The Connection Between Your Oral Microbiome and Your Overall Health

But why exactly is your oral microbiome important? The bacteria in your mouth help form the biofilm on your teeth. While this biofilm can interact with the carbohydrates you eat and create an acidic environment that harms your teeth (particularly if not removed through good brushing and flossing), biofilm can also be helpful for your oral health. Think of the biofilm as the skin of your tooth. This built-in system is there to help re-mineralize the tooth surface when needed, says Burhenne.

Also, your oral microbiome isn't just important for the health of your mouth. It plays a role in your overall health, just as your gut microbiome does. "Your oral microbiome feeds your gut microbiome," says Burhenne.

How Mouthwash May Impact Your Health

Using mouthwash can be problematic in other ways. Regular mouthwash use can actually cause bad breath—the opposite of what you'd expect—as well as increase your chances of developing cavities and gum disease, according to Burhenne. Research shows that using mouthwash can also raise blood pressure, and increase your risk of developing diabetes.

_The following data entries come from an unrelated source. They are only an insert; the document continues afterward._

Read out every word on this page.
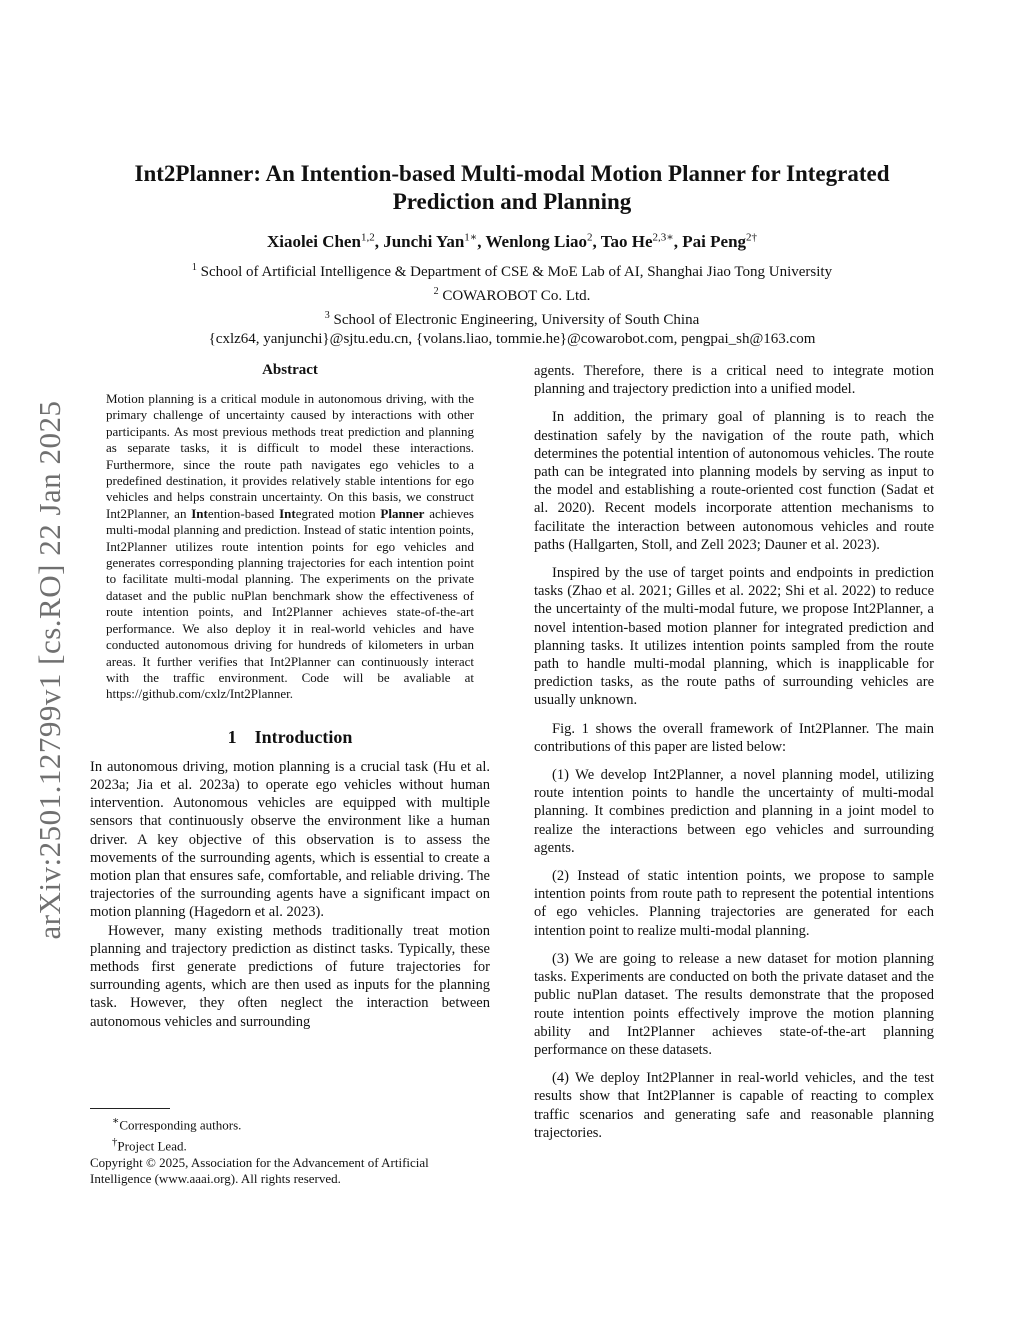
arXiv:2501.12799v1 [cs.RO] 22 Jan 2025
Int2Planner: An Intention-based Multi-modal Motion Planner for Integrated
Prediction and Planning
Xiaolei Chen$^{1,2}$, Junchi Yan$^{1∗}$, Wenlong Liao$^2$, Tao $He^{2,3∗}$, Pai Peng$^{2\dagger}$
$^1$ School of Artificial Intelligence & Department of CSE & MoE Lab of AI, Shanghai Jiao Tong University
$^2$ COWAROBOT Co. Ltd.
$^3$ School of Electronic Engineering, University of South China
{cxlz64, yanjunchi}@sjtu.edu.cn, {volans.liao, tommie.he}@cowarobot.com, pengpai_sh@163.com
Abstract

Motion planning is a critical module in autonomous driving, with the primary challenge of uncertainty caused by interactions with other participants. As most previous methods treat prediction and planning as separate tasks, it is difficult to model these interactions. Furthermore, since the route path navigates ego vehicles to a predefined destination, it provides relatively stable intentions for ego vehicles and helps constrain uncertainty. On this basis, we construct Int2Planner, an Intention-based Integrated motion Planner achieves multi-modal planning and prediction. Instead of static intention points, Int2Planner utilizes route intention points for ego vehicles and generates corresponding planning trajectories for each intention point to facilitate multi-modal planning. The experiments on the private dataset and the public nuPlan benchmark show the effectiveness of route intention points, and Int2Planner achieves state-of-the-art performance. We also deploy it in real-world vehicles and have conducted autonomous driving for hundreds of kilometers in urban areas. It further verifies that Int2Planner can continuously interact with the traffic environment. Code will be avaliable at https://github.com/cxlz/Int2Planner.

1 Introduction

In autonomous driving, motion planning is a crucial task (Hu et al. 2023a; Jia et al. 2023a) to operate ego vehicles without human intervention. Autonomous vehicles are equipped with multiple sensors that continuously observe the environment like a human driver. A key objective of this observation is to assess the movements of the surrounding agents, which is essential to create a motion plan that ensures safe, comfortable, and reliable driving. The trajectories of the surrounding agents have a significant impact on motion planning (Hagedorn et al. 2023).

However, many existing methods traditionally treat motion planning and trajectory prediction as distinct tasks. Typically, these methods first generate predictions of future trajectories for surrounding agents, which are then used as inputs for the planning task. However, they often neglect the interaction between autonomous vehicles and surrounding

agents. Therefore, there is a critical need to integrate motion planning and trajectory prediction into a unified model.

In addition, the primary goal of planning is to reach the destination safely by the navigation of the route path, which determines the potential intention of autonomous vehicles. The route path can be integrated into planning models by serving as input to the model and establishing a route-oriented cost function (Sadat et al. 2020). Recent models incorporate attention mechanisms to facilitate the interaction between autonomous vehicles and route paths (Hallgarten, Stoll, and Zell 2023; Dauner et al. 2023).

Inspired by the use of target points and endpoints in prediction tasks (Zhao et al. 2021; Gilles et al. 2022; Shi et al. 2022) to reduce the uncertainty of the multi-modal future, we propose Int2Planner, a novel intention-based motion planner for integrated prediction and planning tasks. It utilizes intention points sampled from the route path to handle multi-modal planning, which is inapplicable for prediction tasks, as the route paths of surrounding vehicles are usually unknown.

Fig. 1 shows the overall framework of Int2Planner. The main contributions of this paper are listed below:

(1) We develop Int2Planner, a novel planning model, utilizing route intention points to handle the uncertainty of multi-modal planning. It combines prediction and planning in a joint model to realize the interactions between ego vehicles and surrounding agents.

(2) Instead of static intention points, we propose to sample intention points from route path to represent the potential intentions of ego vehicles. Planning trajectories are generated for each intention point to realize multi-modal planning.

(3) We are going to release a new dataset for motion planning tasks. Experiments are conducted on both the private dataset and the public nuPlan dataset. The results demonstrate that the proposed route intention points effectively improve the motion planning ability and Int2Planner achieves state-of-the-art planning performance on these datasets.

(4) We deploy Int2Planner in real-world vehicles, and the test results show that Int2Planner is capable of reacting to complex traffic scenarios and generating safe and reasonable planning trajectories.

∗Corresponding authors.
†Project Lead.
Copyright © 2025, Association for the Advancement of Artificial Intelligence (www.aaai.org). All rights reserved.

One study of nearly 1,000 overweight adults, published in the journal Nitric Oxide, found that those who used mouthwash two times a day (or more) had a 55% higher risk of developing prediabetes or diabetes compared to less-frequent users. That said, even once-a-day-mouthwash-users raised the risk. The researchers believe that this is due to the effects of mouthwash on the oral microbiome, as oral bacteria plays a role in nitric oxide, a compound that affects blood vessels.

Bottom Line

Burhenne advises against using mouthwash on the regular. Plus, keep in mind that swishing with mouthwash doesn't accomplish as much as proper brushing does, he says. That extra effort is what you need to keep your teeth clean.